Más que gusto, Paz tuvo por los toros una simpatía por ejemplo, en un poema de 1939, “Los viejos”, mira a los “toros ciegos y violentos / de huracanado luto rodeados”.
En “Picasso: el cuerpo a cuerpo con la pintura” (1982) dice: En el centro de la plaza, rodeado por las miradas de miles de espectadores, el torero es la imagen de la soledad; por eso, en el momento decisivo, el matador dice a su cuadrilla la frase sacramental: ¡Dejarme solo! Solo frente al toro y solo frente al público.
¿Pero como trasmitir esos conceptos de belleza y pureza a la afición cuando sus protagonistas no sienten el toreo ni trasmiten emociones al tendido? ¿En qué se convierte la fiesta cuando no hay arte, gallardía y bravura en la plaza?

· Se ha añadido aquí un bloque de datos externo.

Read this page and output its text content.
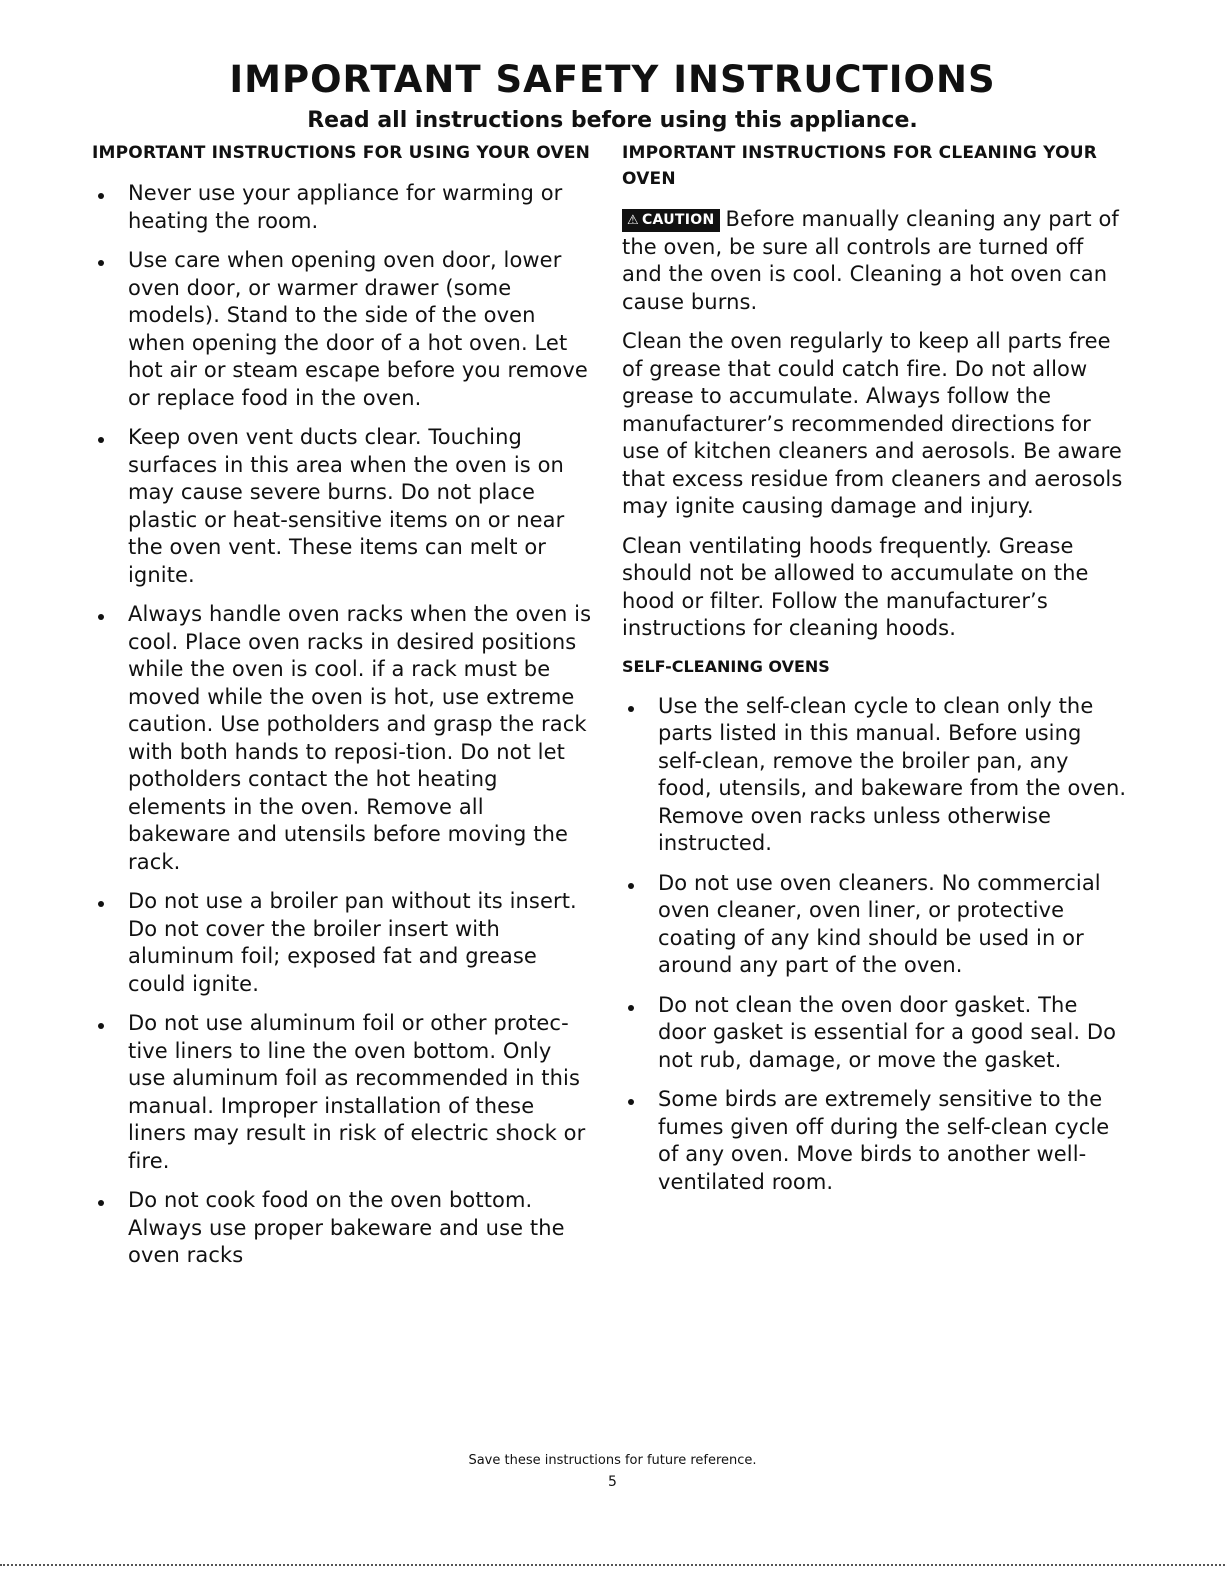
IMPORTANT SAFETY INSTRUCTIONS
Read all instructions before using this appliance.
IMPORTANT INSTRUCTIONS FOR USING YOUR OVEN
Never use your appliance for warming or heating the room.
Use care when opening oven door, lower oven door, or warmer drawer (some models). Stand to the side of the oven when opening the door of a hot oven. Let hot air or steam escape before you remove or replace food in the oven.
Keep oven vent ducts clear. Touching surfaces in this area when the oven is on may cause severe burns. Do not place plastic or heat-sensitive items on or near the oven vent. These items can melt or ignite.
Always handle oven racks when the oven is cool. Place oven racks in desired positions while the oven is cool. if a rack must be moved while the oven is hot, use extreme caution. Use potholders and grasp the rack with both hands to reposi-tion. Do not let potholders contact the hot heating elements in the oven. Remove all bakeware and utensils before moving the rack.
Do not use a broiler pan without its insert. Do not cover the broiler insert with aluminum foil; exposed fat and grease could ignite.
Do not use aluminum foil or other protec-tive liners to line the oven bottom. Only use aluminum foil as recommended in this manual. Improper installation of these liners may result in risk of electric shock or fire.
Do not cook food on the oven bottom. Always use proper bakeware and use the oven racks
IMPORTANT INSTRUCTIONS FOR CLEANING YOUR OVEN

⚠ CAUTION Before manually cleaning any part of the oven, be sure all controls are turned off and the oven is cool. Cleaning a hot oven can cause burns.

Clean the oven regularly to keep all parts free of grease that could catch fire. Do not allow grease to accumulate. Always follow the manufacturer’s recommended directions for use of kitchen cleaners and aerosols. Be aware that excess residue from cleaners and aerosols may ignite causing damage and injury.

Clean ventilating hoods frequently. Grease should not be allowed to accumulate on the hood or filter. Follow the manufacturer’s instructions for cleaning hoods.

SELF-CLEANING OVENS
Use the self-clean cycle to clean only the parts listed in this manual. Before using self-clean, remove the broiler pan, any food, utensils, and bakeware from the oven. Remove oven racks unless otherwise instructed.
Do not use oven cleaners. No commercial oven cleaner, oven liner, or protective coating of any kind should be used in or around any part of the oven.
Do not clean the oven door gasket. The door gasket is essential for a good seal. Do not rub, damage, or move the gasket.
Some birds are extremely sensitive to the fumes given off during the self-clean cycle of any oven. Move birds to another well-ventilated room.
Save these instructions for future reference.
5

Ya que tocamos el surrealismo en este intento de crónica que nunca tomo forma, quisiera recordarle querido lector que Salvador Dalí fue un aficionado constante. Cuando el torero Chamaco convulsionó a la afición -y a España- con sus actuaciones en Barcelona, Dalí subía a la suite que Chamaco tenía en el Hotel Ritz «para comprobar» que lo que había visto horas antes en la Monumental de Barcelona «era real y no surrealista».

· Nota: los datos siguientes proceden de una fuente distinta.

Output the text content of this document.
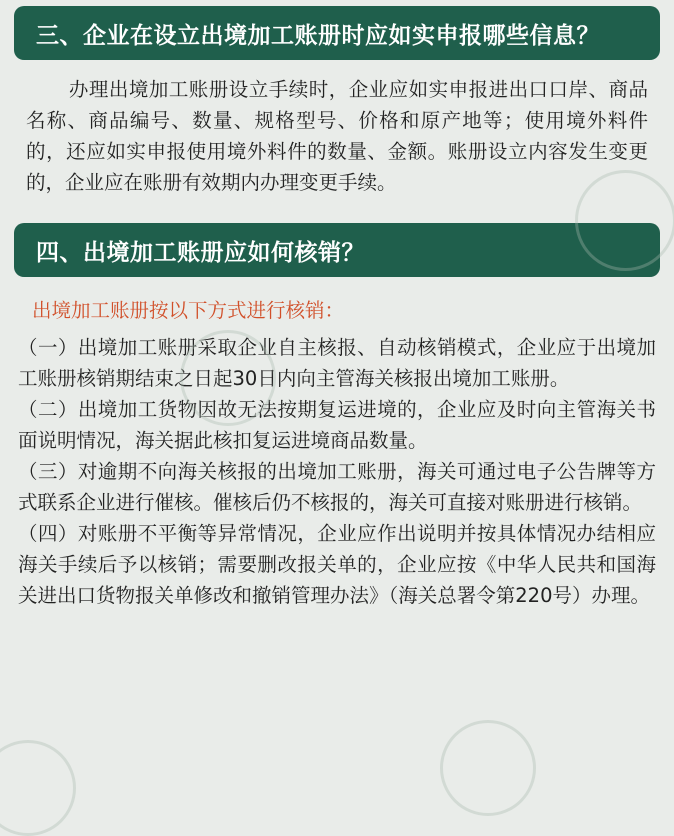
三、企业在设立出境加工账册时应如实申报哪些信息？

办理出境加工账册设立手续时，企业应如实申报进出口口岸、商品名称、商品编号、数量、规格型号、价格和原产地等；使用境外料件的，还应如实申报使用境外料件的数量、金额。账册设立内容发生变更的，企业应在账册有效期内办理变更手续。

四、出境加工账册应如何核销？
出境加工账册按以下方式进行核销：

（一）出境加工账册采取企业自主核报、自动核销模式，企业应于出境加工账册核销期结束之日起30日内向主管海关核报出境加工账册。

（二）出境加工货物因故无法按期复运进境的，企业应及时向主管海关书面说明情况，海关据此核扣复运进境商品数量。

（三）对逾期不向海关核报的出境加工账册，海关可通过电子公告牌等方式联系企业进行催核。催核后仍不核报的，海关可直接对账册进行核销。

（四）对账册不平衡等异常情况，企业应作出说明并按具体情况办结相应海关手续后予以核销；需要删改报关单的，企业应按《中华人民共和国海关进出口货物报关单修改和撤销管理办法》（海关总署令第220号）办理。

Dalí se marchó de este mundo sin poder realizar con Luis Miguel Dominguín su proyecto de corrida surrealista, que finalizaba con un helicóptero sacando a un toro de la plaza y otro helicóptero a Dominguín.
En fin, regreso a la acontecido hoy en La México como Nick Nolte en su papel protagónico del príncipe de las mareas (1991) por las diversas sensaciones, decepciones (y traiciones del subconsciente) que me producen este tipo de festejos novilleriles, donde hasta el final del festejo surgió una buena noticia, quizás una luz.
La Cosa Nostra anuncio que el próximo domingo se presenta el novillero de la tierra de los buenos toreros, Ricardo Frausto. Uno de los pocos que pienso podría cambiar el rumbo del Titanic Novilleril y quizás hasta mantenerlo a flote por un par de meses más en la capital. Ojalá que tenga suerte.
Ficha del Festejo:
Plaza México, tercera novillada de temporada 2013. Se lidiaron novillos de Puerta Grande, desiguales en su presentación y juego, de los cuales fueron premiados exageradamente con el arrastre lento, 2º y 6º, que en el epílogo del festejo motivó la vuelta al ruedo del ganadero junto con el novillero Miguel Alejandro, que hizo lo único rescatable del festejo y que le valió para cortar una oreja, aunque algo protestada por el escaso publico asistente a la plaza más grande del mundo. El resto de los alternantes paso con mucho más pena que gloria.
Jaime Ruiz, palmas y silencio tras aviso; Edgar Badillo, ovación en su lote; el incipiente triunfador Miguel Alejandro, silencio y oreja protestada.